Au second et dernier jour de sa visite au Nord-Kivu, le Secrétaire général adjoint des Nations Unies en charge des opérations de maintien de la paix, Jean-Pierre Lacroix, a tenu ce dimanche matin une séance de travail avec le gouverneur de la province du Nord-Kivu, Carly Nzanzu Kasivita.

Les échanges ont porté sur les derniers développements à Beni, marqués par des violences et des tueries contre les populations civiles mais aussi des attaques ciblées contre les bases de la MONUSCO ; et de l'assassinat de plusieurs éléments de l'équipe de riposte contre Ebola à Biakato en Ituri.

"Il faut des enquêtes sur tout ce qui s'est passé. Il ne faut pas qu'il y ait l'impunité", a prévenu M. Lacroix à sa sortie d'audience. Le Secrétaire général adjoint a tenu à souligner que les actes qui ont été commis ces derniers jours ainsi que les attaques contre les collègues de la réponse Ebola, et celles contre les sites de la MONUSCO à Boikené (Beni) sont loin d'être spontanées.

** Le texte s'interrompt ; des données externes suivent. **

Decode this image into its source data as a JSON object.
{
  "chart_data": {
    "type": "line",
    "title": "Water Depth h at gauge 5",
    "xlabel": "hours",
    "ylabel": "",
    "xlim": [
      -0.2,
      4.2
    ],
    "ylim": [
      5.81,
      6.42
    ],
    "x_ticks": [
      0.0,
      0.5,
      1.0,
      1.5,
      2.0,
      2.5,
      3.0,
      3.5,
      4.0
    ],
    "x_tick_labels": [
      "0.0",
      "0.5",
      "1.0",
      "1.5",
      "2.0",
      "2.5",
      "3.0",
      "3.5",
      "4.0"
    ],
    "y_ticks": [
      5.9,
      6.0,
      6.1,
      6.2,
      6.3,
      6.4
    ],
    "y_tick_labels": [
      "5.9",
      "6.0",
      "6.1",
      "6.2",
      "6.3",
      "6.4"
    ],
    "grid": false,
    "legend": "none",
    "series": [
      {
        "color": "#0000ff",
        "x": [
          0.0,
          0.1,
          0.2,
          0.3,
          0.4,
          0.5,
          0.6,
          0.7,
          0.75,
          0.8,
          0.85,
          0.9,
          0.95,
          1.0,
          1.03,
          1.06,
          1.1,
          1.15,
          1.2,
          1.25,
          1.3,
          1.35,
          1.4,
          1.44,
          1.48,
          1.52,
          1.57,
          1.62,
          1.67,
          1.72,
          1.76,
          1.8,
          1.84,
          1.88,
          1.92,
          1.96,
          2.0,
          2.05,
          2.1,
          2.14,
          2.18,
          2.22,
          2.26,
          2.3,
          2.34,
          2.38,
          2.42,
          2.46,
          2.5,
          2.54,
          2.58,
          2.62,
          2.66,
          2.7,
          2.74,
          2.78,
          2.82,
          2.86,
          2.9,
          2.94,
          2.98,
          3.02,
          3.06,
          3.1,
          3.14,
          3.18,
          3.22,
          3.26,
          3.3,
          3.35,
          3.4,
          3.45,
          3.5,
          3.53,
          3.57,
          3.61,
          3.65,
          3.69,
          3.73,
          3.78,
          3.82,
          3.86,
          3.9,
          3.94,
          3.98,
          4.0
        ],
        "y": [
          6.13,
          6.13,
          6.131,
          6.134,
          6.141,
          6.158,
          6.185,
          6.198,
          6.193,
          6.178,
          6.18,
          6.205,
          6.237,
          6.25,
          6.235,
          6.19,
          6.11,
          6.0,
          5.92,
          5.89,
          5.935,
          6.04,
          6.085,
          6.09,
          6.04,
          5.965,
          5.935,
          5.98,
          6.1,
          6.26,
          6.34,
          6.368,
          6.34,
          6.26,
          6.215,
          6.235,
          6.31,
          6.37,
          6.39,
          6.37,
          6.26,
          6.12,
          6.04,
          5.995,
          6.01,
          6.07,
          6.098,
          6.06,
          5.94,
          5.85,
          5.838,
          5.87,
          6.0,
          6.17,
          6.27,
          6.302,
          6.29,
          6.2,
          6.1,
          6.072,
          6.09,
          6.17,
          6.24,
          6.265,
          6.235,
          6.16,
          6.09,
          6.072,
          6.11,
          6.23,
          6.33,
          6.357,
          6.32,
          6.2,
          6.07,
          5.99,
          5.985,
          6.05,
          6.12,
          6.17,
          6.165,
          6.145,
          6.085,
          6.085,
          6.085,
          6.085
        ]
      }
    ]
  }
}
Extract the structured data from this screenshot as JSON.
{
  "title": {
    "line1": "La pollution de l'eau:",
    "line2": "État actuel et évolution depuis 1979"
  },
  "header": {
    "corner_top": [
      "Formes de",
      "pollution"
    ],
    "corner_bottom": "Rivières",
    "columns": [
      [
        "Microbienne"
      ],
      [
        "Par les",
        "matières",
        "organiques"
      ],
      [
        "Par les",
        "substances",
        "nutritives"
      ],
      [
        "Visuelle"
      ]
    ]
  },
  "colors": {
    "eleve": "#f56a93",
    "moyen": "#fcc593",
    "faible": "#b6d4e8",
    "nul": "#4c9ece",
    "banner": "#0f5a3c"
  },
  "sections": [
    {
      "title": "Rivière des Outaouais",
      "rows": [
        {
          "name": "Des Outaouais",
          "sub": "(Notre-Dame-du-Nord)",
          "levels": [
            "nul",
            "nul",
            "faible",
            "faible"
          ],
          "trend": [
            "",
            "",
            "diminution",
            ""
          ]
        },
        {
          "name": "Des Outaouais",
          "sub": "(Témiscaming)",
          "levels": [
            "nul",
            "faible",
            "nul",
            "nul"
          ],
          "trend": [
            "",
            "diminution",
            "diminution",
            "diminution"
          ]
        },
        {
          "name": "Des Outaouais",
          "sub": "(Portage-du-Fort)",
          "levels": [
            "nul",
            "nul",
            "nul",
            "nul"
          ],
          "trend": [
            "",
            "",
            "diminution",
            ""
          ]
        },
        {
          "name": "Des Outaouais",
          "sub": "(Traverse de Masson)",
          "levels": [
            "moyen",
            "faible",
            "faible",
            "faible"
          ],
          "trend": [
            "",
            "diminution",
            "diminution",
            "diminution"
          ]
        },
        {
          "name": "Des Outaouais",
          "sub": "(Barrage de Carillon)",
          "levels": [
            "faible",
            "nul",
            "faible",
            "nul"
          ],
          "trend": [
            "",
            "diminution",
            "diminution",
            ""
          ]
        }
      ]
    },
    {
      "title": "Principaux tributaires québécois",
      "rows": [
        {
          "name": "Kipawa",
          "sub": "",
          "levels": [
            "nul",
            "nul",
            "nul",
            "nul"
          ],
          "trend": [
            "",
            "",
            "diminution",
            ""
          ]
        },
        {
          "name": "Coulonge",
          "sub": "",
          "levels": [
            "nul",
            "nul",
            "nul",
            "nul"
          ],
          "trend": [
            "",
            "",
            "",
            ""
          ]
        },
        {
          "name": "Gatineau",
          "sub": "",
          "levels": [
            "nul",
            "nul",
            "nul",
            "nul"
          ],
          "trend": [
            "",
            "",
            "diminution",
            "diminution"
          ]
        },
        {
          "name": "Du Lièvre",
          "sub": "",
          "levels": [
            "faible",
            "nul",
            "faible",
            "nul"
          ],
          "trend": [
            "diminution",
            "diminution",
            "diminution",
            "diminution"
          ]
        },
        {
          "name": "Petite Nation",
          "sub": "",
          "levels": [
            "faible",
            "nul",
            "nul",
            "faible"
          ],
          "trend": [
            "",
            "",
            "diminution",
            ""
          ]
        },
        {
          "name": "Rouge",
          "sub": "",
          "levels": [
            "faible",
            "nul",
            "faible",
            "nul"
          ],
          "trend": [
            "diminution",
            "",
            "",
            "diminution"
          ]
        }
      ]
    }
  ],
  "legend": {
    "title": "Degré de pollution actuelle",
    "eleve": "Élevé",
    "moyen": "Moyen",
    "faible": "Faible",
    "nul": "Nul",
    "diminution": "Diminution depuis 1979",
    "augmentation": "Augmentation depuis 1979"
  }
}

Nous sommes du côté du peuple congolais. L'ennemi, c'est ceux qui attaquent et tuent la population.

D'après lui, elles ont été planifiées, organisées et financées. Pour Jean-Pierre Lacroix, « il faut que les responsables à tous les niveaux soient démasqués et qu'ils puissent répondre de leurs actes. »

Le Secrétaire général adjoint de l'ONU insiste : "Nous, nous sommes du côté du peuple de cette région, du peuple congolais. L'ennemi, c'est ceux qui attaquent et tuent la population".

En ce qui concerne la MONUSCO, a argumenté Jean-Pierre Lacroix, « nous allons regarder ce que nous pourrons faire de mieux et de manière très approfondie. Je crois qu'il y a aussi un engagement de la part des autorités à regarder aussi de quelle manière la réponse, notamment sécuritaire, doit être à la fois améliorée surtout mieux coordonner, parce que nous avons besoin, pour être efficaces, d'un partenariat très étroit, une planification conjointe, un travail conjoint, qui commence vraiment à la première étape. Je sais que pour avoir rencontré hier, à Beni, le chef d'état-major des FARDC, il y a eu cet engagement et déjà un travail a commencé pour une planification conjointe de manière à répondre aux défis sécuritaires ».

"Nous allons tirer les leçons de ce qui s'est passé et renforcer notre partenariat" avec les autorités congolaises, a-t-il conclu.